June 29, 2017 at 7:40 AM
The new rates for vehicle excise duties are shaking up the tax reductions that apply to low-emission and diesel cars. Prior to the 1st of April this year, low-emission vehicles were subject to a tax exemption, however, under the new rulings, all cars will be divided amongst 13 different CO2 bands. Low-emission vehicles will now be chargeable, substantially reducing the benefits of choosing a low-emission hybrid as an option for a tax-exempt automobile. The shake-up will not apply to a vehicle that was registered prior to the changes taking place on the 1st of April this year.
The new system is designed to bring the government millions in untapped revenue from hybrid and low-emission cars, further underlining the baneful nature of vehicle excise duty payments. Since 1903, the motor car act deemed it necessary for owners and drivers to pay £1. Since then, the rules for vehicle excise duties have changed on a regular basis. Under the new guidelines, only cars with zero tail-pipe emissions will qualify for tax exemption, while new cars will be divided amongst 13 different CO2 bands, which determine how much a car owner will pay in the first year.

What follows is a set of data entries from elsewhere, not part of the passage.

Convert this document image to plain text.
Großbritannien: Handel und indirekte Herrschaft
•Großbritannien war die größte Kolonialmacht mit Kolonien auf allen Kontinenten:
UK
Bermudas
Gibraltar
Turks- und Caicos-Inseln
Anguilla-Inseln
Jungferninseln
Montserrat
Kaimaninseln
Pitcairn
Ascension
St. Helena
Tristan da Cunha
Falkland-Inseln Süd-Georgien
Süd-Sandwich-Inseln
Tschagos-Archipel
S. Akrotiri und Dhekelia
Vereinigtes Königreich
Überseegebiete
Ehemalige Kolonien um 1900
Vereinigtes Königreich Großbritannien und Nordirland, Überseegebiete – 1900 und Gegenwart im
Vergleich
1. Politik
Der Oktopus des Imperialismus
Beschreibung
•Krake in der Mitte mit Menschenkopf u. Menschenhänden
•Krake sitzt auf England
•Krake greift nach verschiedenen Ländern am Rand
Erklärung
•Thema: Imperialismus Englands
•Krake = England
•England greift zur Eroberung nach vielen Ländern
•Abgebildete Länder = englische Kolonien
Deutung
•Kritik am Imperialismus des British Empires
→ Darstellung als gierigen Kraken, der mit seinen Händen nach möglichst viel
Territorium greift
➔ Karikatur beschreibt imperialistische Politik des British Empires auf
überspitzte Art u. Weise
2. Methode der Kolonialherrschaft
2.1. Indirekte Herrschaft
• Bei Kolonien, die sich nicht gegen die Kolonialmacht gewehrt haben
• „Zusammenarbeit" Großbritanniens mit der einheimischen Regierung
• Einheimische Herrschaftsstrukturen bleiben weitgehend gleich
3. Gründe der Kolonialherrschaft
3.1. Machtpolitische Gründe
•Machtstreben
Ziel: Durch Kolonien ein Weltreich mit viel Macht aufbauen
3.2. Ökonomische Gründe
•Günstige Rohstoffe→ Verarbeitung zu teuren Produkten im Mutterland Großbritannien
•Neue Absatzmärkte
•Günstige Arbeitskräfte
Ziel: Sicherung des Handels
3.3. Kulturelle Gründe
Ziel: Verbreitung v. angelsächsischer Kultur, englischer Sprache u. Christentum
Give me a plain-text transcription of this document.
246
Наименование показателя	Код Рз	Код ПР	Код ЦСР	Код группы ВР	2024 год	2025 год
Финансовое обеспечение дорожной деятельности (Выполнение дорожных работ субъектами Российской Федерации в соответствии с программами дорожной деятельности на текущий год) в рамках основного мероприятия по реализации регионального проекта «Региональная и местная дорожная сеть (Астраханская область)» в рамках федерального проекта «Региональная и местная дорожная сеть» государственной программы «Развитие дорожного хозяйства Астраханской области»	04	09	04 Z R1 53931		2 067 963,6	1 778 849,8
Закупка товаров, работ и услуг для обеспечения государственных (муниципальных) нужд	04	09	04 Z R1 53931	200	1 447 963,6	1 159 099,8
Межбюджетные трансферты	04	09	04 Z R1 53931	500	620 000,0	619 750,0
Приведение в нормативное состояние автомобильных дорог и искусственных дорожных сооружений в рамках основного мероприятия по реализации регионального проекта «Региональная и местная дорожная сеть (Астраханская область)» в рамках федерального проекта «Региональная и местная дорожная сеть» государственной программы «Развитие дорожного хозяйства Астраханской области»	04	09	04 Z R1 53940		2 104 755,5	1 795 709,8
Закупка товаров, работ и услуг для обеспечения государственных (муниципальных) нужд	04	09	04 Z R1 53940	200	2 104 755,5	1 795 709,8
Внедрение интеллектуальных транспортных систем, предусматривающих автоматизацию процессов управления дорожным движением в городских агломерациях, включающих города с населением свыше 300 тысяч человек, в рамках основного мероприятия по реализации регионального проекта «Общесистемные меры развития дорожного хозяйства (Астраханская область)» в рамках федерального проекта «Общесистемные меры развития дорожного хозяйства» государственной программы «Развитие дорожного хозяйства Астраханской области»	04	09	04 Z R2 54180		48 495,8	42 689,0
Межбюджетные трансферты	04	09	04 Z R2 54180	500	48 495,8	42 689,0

Zero-emission cars will be in the lowest tax bracket and will therefore be tax-free. From the second year onwards, zero-emission cars that cost less than £40,000 brand-new will also be exempt from tax. Under the new rules, there will be a flat rate of £140 per year payable for cars that run on diesel or petrol, for hybrid cars this is slightly cheaper at £130 per year for cars that cost less than £40,000 brand-new. Between the second and sixth years, all cars costing over £40,000 will require an additional premium fee of £310 be paid per year, regardless of emissions.